Mktg 8813/14: Consumer Judgment & Decision Making I & II

(I) Different theoretical approaches taken in judgment and decision-making research. Heuristics/biases, affect in decision making, judgments/decisions over time. (II) Draws from work on prospect theory and its derivatives. Anomalous choice; emphasizes applications in marketing theory, from inter-temporal choice to regret and counterfactual thinking in consumers/managers.

Mktg 8831: Seminar in Inter-Organizational Relations

This course looks at inter-organizational networks comprised of interdependent institutions involved in the task of moving goods and services from the point of production to the point of consumption. It examines historically important streams of research in the functional and institutional tradition that focuses on the behavioral school to understand key concepts. A review of the transaction cost, relational contracting, and analytical literature is also covered.

Mktg 8842/8843: Quantitative Modeling I & II

Advanced readings covering quantitative research in marketing; topics from theoretical/empirical research in marketing , econometrics and industrial organization.

Mktg 8890: Marketing Topics Seminar

This seminar introduces students to various approaches to studying marketing, how they are used, and the limitations of each approach.

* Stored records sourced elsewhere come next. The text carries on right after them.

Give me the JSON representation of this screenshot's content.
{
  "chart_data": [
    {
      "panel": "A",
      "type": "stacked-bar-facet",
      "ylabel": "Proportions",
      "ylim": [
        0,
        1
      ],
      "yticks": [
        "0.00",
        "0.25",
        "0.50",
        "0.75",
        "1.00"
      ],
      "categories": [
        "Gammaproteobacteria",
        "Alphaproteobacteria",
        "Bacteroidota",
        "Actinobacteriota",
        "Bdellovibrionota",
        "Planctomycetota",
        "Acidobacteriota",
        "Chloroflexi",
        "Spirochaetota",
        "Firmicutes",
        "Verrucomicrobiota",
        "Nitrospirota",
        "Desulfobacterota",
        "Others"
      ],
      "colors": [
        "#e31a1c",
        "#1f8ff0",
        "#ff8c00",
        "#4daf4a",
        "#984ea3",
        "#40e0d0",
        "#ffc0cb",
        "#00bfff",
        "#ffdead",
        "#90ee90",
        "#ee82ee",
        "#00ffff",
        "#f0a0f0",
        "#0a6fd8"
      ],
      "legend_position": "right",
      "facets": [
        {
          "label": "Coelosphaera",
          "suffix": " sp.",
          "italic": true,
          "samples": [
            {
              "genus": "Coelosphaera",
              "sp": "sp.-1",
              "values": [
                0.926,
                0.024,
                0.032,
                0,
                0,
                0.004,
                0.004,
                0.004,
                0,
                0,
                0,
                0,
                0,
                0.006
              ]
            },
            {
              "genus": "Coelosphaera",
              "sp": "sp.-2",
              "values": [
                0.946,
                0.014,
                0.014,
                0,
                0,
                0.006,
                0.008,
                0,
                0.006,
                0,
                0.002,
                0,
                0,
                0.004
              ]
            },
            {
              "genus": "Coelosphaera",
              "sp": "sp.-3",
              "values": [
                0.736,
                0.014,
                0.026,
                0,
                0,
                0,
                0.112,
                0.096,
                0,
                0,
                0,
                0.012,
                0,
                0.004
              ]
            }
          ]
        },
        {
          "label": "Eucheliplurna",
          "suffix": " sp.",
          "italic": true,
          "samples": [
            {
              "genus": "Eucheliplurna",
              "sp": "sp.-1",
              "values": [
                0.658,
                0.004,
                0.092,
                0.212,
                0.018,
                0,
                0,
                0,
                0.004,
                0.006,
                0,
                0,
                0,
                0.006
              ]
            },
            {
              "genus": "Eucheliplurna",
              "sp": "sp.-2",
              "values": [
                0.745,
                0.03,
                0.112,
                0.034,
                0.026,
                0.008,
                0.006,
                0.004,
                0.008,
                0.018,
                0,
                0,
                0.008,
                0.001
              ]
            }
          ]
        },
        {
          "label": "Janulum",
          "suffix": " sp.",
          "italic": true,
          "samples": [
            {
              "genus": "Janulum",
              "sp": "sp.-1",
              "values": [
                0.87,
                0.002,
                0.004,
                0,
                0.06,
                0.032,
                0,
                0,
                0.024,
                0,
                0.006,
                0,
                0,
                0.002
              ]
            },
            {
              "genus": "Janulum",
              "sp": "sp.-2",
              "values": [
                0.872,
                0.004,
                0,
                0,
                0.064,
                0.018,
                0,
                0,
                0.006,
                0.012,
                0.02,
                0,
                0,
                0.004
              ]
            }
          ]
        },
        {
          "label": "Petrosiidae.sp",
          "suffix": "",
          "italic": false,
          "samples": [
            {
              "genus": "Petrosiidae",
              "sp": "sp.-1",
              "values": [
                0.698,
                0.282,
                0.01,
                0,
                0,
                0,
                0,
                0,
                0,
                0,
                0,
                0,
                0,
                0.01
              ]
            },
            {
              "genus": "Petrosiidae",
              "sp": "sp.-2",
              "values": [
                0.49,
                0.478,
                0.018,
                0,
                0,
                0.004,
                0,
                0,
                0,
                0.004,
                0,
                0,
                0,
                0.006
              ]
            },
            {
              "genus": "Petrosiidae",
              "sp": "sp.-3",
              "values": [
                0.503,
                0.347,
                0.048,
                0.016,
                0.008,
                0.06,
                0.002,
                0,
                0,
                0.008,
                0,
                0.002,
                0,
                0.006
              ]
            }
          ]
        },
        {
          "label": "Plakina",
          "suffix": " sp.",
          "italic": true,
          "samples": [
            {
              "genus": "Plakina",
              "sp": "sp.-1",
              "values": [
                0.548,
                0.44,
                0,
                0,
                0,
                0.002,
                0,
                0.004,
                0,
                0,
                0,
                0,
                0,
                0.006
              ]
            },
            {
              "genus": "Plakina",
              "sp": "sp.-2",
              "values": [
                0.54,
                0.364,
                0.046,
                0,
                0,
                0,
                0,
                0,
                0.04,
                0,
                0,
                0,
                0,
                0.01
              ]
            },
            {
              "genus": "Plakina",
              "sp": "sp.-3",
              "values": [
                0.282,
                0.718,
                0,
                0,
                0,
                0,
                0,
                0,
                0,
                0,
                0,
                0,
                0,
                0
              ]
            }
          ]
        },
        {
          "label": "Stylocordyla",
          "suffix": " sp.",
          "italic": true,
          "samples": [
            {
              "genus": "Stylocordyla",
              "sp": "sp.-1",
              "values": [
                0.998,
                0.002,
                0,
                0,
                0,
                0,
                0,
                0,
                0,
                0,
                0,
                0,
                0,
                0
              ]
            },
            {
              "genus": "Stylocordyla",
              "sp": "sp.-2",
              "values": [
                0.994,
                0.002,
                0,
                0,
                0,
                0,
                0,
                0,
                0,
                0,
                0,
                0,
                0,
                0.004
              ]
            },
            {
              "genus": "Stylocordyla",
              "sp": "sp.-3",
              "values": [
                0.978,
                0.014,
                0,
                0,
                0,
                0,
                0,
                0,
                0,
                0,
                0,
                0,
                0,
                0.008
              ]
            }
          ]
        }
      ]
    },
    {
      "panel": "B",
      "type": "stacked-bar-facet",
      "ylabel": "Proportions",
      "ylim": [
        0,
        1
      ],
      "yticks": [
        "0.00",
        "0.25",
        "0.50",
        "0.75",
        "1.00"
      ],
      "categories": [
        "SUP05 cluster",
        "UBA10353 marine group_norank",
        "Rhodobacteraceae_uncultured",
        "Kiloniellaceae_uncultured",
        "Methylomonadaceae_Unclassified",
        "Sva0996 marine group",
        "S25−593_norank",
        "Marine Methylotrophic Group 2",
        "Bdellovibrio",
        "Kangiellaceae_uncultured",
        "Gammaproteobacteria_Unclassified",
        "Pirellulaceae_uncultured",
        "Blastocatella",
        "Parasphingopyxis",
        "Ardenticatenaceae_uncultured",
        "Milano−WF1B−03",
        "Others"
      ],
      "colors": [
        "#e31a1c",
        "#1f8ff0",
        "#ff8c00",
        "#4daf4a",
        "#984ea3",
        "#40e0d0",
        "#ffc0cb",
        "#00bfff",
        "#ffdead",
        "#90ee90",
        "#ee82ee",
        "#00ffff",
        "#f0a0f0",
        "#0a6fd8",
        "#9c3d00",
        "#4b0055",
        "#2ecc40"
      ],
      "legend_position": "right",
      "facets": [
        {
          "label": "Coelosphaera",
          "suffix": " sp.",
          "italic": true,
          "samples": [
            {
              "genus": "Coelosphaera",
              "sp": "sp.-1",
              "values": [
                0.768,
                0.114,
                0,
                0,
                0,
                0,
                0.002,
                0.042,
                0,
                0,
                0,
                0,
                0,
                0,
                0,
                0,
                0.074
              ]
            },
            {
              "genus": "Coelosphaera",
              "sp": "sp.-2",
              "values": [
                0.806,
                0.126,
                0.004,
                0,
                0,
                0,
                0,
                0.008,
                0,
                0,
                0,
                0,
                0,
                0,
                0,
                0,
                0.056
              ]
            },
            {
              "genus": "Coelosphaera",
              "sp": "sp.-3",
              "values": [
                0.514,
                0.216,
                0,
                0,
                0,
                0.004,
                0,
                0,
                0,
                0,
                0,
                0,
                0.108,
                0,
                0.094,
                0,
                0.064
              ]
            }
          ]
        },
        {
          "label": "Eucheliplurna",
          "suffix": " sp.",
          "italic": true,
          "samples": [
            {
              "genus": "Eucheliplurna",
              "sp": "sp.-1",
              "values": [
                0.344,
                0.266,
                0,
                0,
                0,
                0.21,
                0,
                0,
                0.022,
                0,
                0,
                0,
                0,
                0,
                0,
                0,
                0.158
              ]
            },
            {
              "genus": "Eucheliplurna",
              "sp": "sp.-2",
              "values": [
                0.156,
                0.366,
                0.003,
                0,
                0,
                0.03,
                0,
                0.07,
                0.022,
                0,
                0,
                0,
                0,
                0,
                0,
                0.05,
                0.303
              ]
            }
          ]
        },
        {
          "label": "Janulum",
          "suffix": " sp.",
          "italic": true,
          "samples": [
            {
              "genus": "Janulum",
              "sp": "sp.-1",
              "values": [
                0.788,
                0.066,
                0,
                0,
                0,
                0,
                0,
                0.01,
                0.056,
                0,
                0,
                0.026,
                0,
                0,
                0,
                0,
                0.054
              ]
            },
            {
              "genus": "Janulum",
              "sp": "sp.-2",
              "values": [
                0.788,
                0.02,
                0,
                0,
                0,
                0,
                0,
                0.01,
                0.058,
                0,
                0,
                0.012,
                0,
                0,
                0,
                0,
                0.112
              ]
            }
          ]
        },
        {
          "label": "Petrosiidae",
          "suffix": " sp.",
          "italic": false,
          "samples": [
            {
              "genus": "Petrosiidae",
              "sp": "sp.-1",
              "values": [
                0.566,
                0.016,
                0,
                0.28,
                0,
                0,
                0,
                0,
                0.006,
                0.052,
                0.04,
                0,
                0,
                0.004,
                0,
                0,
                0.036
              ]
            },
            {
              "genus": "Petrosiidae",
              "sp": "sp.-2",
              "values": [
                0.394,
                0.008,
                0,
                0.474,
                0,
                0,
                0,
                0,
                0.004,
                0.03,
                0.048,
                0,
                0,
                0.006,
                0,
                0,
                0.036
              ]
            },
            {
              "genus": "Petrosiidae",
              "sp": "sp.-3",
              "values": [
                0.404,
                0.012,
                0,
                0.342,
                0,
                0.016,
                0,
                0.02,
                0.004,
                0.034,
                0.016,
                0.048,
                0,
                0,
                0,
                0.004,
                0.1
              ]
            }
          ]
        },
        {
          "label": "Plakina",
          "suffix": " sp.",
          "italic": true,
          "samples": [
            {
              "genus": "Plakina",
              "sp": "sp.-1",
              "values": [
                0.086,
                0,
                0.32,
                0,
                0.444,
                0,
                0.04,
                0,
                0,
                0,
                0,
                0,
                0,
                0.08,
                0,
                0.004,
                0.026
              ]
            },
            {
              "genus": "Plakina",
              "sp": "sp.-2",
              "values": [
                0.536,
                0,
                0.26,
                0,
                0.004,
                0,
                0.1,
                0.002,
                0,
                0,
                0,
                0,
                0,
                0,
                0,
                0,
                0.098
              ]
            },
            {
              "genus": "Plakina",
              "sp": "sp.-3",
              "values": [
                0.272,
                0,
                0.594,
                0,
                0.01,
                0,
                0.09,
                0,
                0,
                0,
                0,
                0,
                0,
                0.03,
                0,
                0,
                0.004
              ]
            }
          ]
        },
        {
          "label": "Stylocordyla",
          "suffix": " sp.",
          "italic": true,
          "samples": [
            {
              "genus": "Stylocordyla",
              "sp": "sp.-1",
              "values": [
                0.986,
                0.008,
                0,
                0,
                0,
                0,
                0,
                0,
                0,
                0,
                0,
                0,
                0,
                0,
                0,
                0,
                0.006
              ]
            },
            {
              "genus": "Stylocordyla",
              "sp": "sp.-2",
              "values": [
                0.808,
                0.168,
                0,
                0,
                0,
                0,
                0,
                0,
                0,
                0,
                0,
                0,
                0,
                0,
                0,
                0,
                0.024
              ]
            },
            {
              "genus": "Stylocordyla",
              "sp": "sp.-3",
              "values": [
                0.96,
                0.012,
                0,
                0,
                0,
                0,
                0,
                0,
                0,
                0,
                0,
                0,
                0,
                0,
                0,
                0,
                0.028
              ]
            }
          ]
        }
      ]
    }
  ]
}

Rather than require a first-year examination, the Marketing Department now does a more comprehensive progress review/evaluation of its doctoral students at the end of the first year.

Every year, if you are a student rising into the second, third, fourth or fifth year of the program, you will work with a faculty mentor during the summer on a research project.

At the end of the Summer, you will present your research to faculty and PhD students at a research camp organized by senior PhD students.

After completing your second year in the program, you will take a written area of concentration exam, which assesses your breadth of knowledge in the area in which you intend to specialize.

The oral exam usually occurs within one semester of passing the written exam. It is usually based on a presentation of the second year research paper.

This should occur no later than 2 semesters before you plan to graduate or go to placement.